People sometimes talk about snacking as if it is some sort of shady, undesirable pass time carried out only by weak minded people who lack self-control and self-respect.

“It’s all that snacking that makes her fat. What she needs is three square meals a day!”

Yeah, yeah.

I think snacking has got a bad reputation that it doesn’t deserve. It isn’t snacking that makes people overweight and unhealthy.

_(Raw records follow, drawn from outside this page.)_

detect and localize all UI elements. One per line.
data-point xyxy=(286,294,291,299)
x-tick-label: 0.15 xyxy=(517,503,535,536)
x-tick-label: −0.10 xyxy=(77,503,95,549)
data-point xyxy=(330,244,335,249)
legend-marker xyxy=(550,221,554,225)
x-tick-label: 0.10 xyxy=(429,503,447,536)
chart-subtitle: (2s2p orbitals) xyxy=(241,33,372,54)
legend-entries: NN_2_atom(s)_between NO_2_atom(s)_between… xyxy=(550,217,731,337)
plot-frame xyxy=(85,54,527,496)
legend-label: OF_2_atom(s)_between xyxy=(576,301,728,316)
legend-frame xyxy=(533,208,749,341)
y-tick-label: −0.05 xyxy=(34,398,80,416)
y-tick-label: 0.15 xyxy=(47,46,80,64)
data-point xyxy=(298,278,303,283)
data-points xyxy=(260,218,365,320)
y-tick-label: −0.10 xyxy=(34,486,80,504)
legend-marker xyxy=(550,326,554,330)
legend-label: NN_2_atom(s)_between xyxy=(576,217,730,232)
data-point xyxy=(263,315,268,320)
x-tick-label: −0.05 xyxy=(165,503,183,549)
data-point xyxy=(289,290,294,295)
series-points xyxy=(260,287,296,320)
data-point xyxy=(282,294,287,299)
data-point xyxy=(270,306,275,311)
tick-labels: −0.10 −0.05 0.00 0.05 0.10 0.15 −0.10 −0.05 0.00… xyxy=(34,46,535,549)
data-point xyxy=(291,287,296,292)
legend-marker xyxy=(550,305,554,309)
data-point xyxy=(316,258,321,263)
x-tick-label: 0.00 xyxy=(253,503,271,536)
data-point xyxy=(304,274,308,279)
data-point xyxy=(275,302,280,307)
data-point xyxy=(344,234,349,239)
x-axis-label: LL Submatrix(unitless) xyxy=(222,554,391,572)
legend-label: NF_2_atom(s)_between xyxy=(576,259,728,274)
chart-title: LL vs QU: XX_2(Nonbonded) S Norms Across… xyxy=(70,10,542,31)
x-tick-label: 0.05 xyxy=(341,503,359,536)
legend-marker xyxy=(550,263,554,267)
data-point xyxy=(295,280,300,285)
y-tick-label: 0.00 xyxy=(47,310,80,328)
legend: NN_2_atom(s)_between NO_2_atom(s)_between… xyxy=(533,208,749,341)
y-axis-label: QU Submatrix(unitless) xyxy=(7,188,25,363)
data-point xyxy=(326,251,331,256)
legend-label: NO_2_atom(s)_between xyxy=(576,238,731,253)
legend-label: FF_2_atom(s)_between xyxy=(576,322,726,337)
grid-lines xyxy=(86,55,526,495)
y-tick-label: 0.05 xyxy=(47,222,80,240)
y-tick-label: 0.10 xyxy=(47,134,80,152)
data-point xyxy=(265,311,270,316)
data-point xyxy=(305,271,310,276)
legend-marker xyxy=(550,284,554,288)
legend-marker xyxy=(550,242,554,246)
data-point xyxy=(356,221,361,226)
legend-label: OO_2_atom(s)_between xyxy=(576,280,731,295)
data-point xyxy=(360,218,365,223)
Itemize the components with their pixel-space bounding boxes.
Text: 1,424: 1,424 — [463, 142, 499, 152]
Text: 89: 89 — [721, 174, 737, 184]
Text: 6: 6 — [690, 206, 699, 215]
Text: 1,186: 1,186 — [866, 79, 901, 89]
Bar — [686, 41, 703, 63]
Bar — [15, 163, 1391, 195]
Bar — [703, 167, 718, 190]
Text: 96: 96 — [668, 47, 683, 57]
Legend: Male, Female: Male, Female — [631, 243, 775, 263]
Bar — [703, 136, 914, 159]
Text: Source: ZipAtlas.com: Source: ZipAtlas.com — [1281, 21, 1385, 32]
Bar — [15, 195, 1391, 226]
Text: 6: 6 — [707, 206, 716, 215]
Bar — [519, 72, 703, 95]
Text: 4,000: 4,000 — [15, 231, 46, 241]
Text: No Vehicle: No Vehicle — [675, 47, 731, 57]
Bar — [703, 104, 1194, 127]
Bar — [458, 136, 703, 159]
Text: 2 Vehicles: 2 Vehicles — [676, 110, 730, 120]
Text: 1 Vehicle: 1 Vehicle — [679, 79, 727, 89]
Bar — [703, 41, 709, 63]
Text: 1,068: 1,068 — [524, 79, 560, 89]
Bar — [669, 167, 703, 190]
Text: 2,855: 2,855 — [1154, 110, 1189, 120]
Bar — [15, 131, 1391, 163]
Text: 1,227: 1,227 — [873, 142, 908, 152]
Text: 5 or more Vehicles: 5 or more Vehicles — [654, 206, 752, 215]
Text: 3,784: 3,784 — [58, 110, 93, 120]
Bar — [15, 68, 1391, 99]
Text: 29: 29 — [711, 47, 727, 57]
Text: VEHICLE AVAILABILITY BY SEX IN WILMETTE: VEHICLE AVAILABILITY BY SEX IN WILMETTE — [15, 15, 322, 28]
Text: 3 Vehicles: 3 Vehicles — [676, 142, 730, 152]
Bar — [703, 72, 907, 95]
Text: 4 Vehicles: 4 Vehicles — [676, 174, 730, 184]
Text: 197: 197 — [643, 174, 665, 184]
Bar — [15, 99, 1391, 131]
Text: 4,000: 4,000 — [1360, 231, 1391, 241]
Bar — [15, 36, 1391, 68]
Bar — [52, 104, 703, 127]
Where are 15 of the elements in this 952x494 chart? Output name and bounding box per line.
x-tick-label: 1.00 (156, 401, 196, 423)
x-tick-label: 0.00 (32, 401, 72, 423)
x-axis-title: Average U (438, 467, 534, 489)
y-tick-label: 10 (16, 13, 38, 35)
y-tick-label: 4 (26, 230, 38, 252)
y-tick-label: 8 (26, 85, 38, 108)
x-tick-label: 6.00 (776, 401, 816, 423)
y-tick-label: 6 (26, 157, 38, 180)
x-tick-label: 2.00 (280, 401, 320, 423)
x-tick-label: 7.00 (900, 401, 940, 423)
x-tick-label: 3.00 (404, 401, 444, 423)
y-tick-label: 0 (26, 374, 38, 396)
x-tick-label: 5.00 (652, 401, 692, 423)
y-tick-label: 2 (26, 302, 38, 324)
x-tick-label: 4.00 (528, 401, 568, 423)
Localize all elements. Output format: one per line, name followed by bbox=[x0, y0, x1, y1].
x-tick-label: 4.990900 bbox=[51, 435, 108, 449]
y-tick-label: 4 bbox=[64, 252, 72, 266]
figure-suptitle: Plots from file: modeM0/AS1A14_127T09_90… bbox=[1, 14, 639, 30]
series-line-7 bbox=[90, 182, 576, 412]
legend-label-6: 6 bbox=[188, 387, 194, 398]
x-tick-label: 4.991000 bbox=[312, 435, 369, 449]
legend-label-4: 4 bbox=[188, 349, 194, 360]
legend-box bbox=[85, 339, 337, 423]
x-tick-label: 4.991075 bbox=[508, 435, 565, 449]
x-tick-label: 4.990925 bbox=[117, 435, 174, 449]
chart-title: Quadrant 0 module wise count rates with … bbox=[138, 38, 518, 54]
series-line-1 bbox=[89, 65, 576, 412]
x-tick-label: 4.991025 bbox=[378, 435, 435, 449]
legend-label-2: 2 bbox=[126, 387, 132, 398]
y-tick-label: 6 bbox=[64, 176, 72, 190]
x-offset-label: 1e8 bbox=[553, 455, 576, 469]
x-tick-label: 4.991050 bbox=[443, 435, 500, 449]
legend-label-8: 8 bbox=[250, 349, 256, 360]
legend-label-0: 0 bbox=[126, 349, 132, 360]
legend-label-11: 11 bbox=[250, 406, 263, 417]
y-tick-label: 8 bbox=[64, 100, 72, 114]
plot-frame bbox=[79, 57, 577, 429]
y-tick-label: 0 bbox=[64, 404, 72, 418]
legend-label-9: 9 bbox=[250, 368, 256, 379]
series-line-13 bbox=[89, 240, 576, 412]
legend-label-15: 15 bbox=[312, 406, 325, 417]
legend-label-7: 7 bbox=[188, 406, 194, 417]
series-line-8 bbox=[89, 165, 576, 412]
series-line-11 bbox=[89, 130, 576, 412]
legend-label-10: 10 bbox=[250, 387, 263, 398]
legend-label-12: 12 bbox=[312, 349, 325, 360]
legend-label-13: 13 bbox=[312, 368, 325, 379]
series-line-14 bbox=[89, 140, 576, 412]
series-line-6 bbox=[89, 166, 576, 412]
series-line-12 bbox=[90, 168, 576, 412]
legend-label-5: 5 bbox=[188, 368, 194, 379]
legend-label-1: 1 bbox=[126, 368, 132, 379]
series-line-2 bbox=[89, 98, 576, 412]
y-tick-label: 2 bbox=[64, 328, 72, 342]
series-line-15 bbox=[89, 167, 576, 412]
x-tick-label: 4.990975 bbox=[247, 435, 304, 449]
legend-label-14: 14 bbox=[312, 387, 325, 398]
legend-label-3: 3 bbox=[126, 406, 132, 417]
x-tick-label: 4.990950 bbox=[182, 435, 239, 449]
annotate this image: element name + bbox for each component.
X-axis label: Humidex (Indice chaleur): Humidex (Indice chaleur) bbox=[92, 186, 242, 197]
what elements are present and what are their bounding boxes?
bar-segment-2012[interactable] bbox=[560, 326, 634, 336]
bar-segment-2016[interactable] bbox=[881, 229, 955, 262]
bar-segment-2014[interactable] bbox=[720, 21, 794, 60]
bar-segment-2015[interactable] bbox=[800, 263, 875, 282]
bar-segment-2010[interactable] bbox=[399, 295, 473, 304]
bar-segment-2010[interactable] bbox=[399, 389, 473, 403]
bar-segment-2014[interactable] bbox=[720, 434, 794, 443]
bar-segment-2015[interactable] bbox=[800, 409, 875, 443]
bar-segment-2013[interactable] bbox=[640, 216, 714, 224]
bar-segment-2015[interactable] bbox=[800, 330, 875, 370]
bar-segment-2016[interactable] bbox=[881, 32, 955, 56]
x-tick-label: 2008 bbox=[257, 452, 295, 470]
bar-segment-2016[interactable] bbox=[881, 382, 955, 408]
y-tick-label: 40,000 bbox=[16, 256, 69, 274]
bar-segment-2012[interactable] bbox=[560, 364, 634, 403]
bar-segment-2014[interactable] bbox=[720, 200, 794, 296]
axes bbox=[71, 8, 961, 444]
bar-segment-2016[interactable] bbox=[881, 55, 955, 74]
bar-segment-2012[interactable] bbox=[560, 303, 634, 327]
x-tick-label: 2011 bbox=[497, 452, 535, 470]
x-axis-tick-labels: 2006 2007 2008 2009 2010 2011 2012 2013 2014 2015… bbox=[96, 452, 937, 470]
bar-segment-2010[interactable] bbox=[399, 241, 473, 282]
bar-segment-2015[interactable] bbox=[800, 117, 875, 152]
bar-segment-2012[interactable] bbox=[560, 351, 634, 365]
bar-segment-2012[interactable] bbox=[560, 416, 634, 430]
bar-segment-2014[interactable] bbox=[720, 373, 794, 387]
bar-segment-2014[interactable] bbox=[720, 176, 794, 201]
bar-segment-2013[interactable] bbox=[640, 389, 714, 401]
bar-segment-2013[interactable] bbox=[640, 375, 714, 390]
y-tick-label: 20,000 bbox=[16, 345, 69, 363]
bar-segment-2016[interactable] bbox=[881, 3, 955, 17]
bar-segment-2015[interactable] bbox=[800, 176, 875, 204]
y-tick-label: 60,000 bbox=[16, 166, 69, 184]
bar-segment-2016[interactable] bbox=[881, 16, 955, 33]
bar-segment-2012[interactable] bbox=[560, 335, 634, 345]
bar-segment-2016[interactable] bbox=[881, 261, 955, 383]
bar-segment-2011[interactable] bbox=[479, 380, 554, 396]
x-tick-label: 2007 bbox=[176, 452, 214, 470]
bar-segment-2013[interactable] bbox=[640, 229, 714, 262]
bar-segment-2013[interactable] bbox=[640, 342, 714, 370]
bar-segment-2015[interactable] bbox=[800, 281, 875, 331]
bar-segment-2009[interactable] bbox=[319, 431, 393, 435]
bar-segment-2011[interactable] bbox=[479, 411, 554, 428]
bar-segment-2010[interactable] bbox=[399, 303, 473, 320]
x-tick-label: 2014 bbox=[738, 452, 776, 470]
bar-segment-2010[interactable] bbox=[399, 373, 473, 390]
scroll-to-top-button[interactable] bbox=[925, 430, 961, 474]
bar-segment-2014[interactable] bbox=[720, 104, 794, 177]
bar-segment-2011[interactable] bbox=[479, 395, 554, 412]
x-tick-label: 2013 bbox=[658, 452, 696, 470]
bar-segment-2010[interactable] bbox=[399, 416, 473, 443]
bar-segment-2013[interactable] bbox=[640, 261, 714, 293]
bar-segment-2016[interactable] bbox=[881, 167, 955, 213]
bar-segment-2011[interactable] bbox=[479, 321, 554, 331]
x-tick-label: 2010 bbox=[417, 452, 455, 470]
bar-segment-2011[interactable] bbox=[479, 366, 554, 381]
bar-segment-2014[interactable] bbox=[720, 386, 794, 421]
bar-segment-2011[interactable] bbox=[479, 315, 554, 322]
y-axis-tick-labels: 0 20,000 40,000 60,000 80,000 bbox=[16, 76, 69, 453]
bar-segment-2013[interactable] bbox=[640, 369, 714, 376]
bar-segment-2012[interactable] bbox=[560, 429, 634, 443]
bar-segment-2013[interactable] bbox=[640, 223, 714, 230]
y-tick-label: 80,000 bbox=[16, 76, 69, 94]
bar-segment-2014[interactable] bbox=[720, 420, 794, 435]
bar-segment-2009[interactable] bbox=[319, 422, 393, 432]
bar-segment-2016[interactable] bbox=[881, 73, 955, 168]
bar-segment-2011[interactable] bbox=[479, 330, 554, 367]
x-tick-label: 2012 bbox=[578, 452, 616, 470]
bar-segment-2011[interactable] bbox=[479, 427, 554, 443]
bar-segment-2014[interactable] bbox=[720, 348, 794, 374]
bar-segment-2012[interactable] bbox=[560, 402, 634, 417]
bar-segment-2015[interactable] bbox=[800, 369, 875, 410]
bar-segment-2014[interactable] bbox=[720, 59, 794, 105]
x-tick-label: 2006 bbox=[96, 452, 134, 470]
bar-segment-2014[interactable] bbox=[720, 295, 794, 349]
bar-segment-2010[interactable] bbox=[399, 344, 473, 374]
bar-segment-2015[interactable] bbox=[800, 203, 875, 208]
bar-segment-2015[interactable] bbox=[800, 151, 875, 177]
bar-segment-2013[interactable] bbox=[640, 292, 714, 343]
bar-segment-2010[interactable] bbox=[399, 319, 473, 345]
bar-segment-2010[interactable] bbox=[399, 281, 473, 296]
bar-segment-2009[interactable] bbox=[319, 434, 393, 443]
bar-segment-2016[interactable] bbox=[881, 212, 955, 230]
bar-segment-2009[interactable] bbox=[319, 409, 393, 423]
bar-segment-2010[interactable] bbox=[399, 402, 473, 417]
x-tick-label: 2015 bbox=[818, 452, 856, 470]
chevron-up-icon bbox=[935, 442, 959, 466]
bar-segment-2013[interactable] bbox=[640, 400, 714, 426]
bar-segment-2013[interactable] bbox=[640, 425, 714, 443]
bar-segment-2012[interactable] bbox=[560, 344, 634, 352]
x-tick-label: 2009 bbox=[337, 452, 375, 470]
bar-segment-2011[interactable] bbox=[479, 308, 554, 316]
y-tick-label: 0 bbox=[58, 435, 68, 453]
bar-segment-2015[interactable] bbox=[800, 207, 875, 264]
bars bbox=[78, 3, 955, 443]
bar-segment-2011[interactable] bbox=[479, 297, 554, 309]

It is the type of foods that some people snack on that makes them overweight and unhealthy. Crisps, chocolates, biscuits, sugary drinks etc. If people snacked on nutritious whole foods such as fruits, veg, nuts and seeds then snacking would actually be good for them.

The reality is that it is very difficult to gain excess weight eating whole plant foods, and satisfying the bodies cravings for nutrients and energy with healthy foods will help to reduce the risks of binging on unhealthy processed foods and over eating at meal times.

In fact, it raises the question of whether we should even have defined meal times. Perhaps it is not snacking that is wrong, but the concept of 3 square meals that is wrong.

Look at most animals and you’ll notice that they graze throughout the day. Finding food and eating it fills the vast majority of their time. This would also have been true for humans when we had to forage and hunt for food. I suspect that the idea of fixed meal times is a relatively modern invention dictated by our very unnatural industrial working culture, where we have fixed working times and have to fit our consumption of food into the slots allocated by our employers.

Interestingly, some professional athletes take a more natural approach to feeding and graze throughout the day, or have a series of many small meals throughout the day instead of three big ones. This supplies them with a steady supply of energy and avoids the big energy dips that we experience immediately after eating a heavy meal and in the period running up to the next meal when the previous meal has been burned off. With a constant drip feeding of energy and nutrients, the digestive system is never overloaded and you don’t have the constant pattern of peaks and troughs in energy levels.

It strikes me that rather than avoiding snacking, we should be snacking more on healthy whole foods. By doing so we’ll be more energetic, healthier and will naturally come to eat smaller meals.

Speaking of which, I feel like a snack.